The global negotiations, under way in Poznan (Poland) on working out a successor to the Kyoto protocol on climate change that expires in 2012, have been strategically mistimed, and it would be a surprise if they delivered any satisfactory build-up to the final Copenhagen conference scheduled for a year from now. The backdrop is that the record of the rich countries since Kyoto has been poor—instead of cutting back on emissions, using 1990 as a base year, they have increased emissions by about 15 per cent. The long-term goals now being talked about, for 2050, do not have proper milestones marked for intervening years, even as efforts continue to move away from the two fundamental principles of equal per capita entitlement and polluter-must-pay. The timing of the conference is another negative, because the US, which as the world’s largest polluter has to play the key role in any post-Kyoto emission reduction programme, is in transition with a new administration waiting to take charge. Many other countries, adversely hit by the economic crisis as they are, are wary of making concrete commitments at this stage.
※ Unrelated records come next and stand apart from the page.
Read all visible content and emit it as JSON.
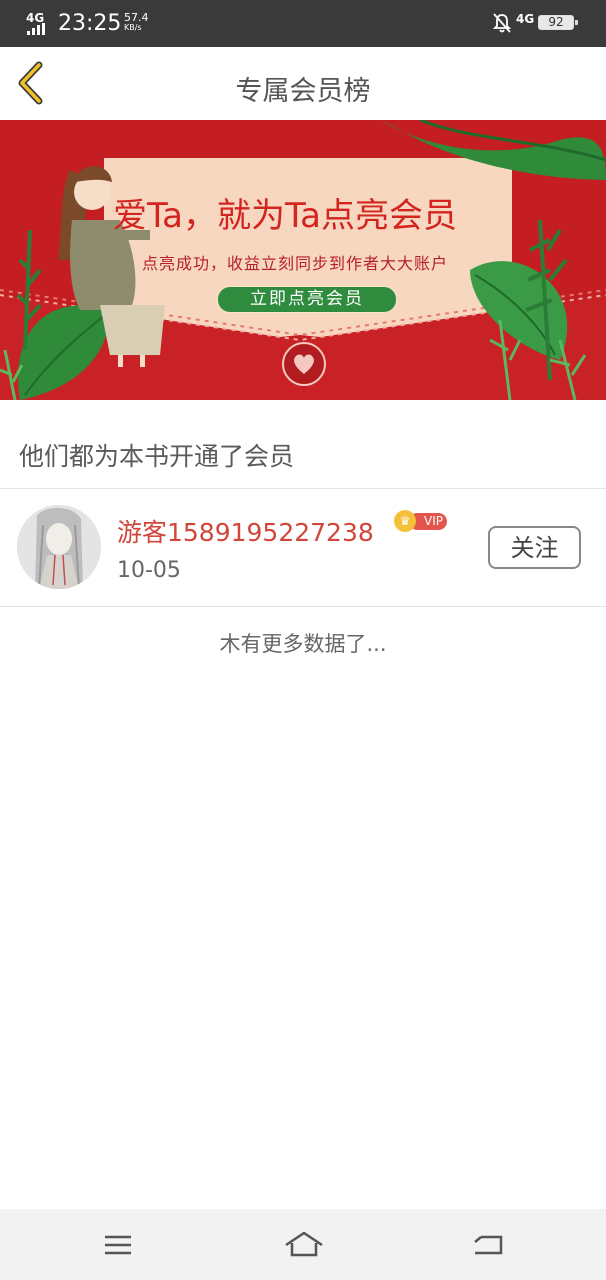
{
  "status_bar": {
    "network_left": "4G",
    "time": "23:25",
    "speed_value": "57.4",
    "speed_unit": "KB/s",
    "network_right": "4G",
    "battery": "92",
    "icons": [
      "signal-icon",
      "mute-bell-icon",
      "battery-icon"
    ]
  },
  "header": {
    "title": "专属会员榜",
    "back_icon": "chevron-left-icon",
    "accent_color": "#f0c02a"
  },
  "banner": {
    "headline": "爱Ta，就为Ta点亮会员",
    "subline": "点亮成功，收益立刻同步到作者大大账户",
    "button_label": "立即点亮会员",
    "colors": {
      "background": "#c41e22",
      "card": "#f7d7c0",
      "button": "#2f8c3f"
    }
  },
  "section": {
    "heading": "他们都为本书开通了会员"
  },
  "members": [
    {
      "name": "游客1589195227238",
      "badge": "VIP",
      "date": "10-05",
      "follow_label": "关注"
    }
  ],
  "list_footer": "木有更多数据了...",
  "nav_bar": {
    "icons": [
      "menu-icon",
      "home-icon",
      "back-icon"
    ]
  }
}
President-elect Barack Obama has proposed plans for curbing greenhouse gas emissions, and this marks an important departure for a country that had chosen to walk away from the Kyoto agreement. Mr Obama’s offer to cut US emissions to 1990 levels by 2020, and to reduce them further by 80 per cent by 2050, is an improvement on whatever President Bush would have put on the table, but it is also not good enough. Had the US participated in the Kyoto effort, it would have had to resort to a cut of 7 per cent from the 1990 level, by 2012, whereas Mr Obama is now offering the 1990 level by 2020—or a significant slide back from the Kyoto target in terms of both target year and level of pollution.

The issue of funding clean development efforts is clouded by the economic downturn. Going by UN estimates, the developing countries will need at least $300 billion annually to support their clean development. That kind of money is a pipedream; even the climate change adaptation fund, set up last year, is virtually a non-starter so far. Since a part of the financial burden will have to be borne by the polluting industry, the corporate sector has become circumspect. That explains why over 150 global investors and companies have chosen to circulate a joint statement at the Poznan meet, drawing attention to the economic impact of climate policies on their costs and investments.

The Poznan talks can, at best, dwell on issues of a technical nature without taking concrete decisions, and that is what seems to be happening. Contentious issues like emission reduction targets, financing mechanisms and technology transfer will have to wait for subsequent deliberations. Countries like India and China, on which the developed countries want to impose mandatory emission cuts, too, can do little more than re-state their well-articulated on all these issues. The only real purpose that Poznan can hope to serve is to come up with a more efficient alternative to the carbon trading-based clean development mechanism, and an acceptable system of technology transfer to the developing countries.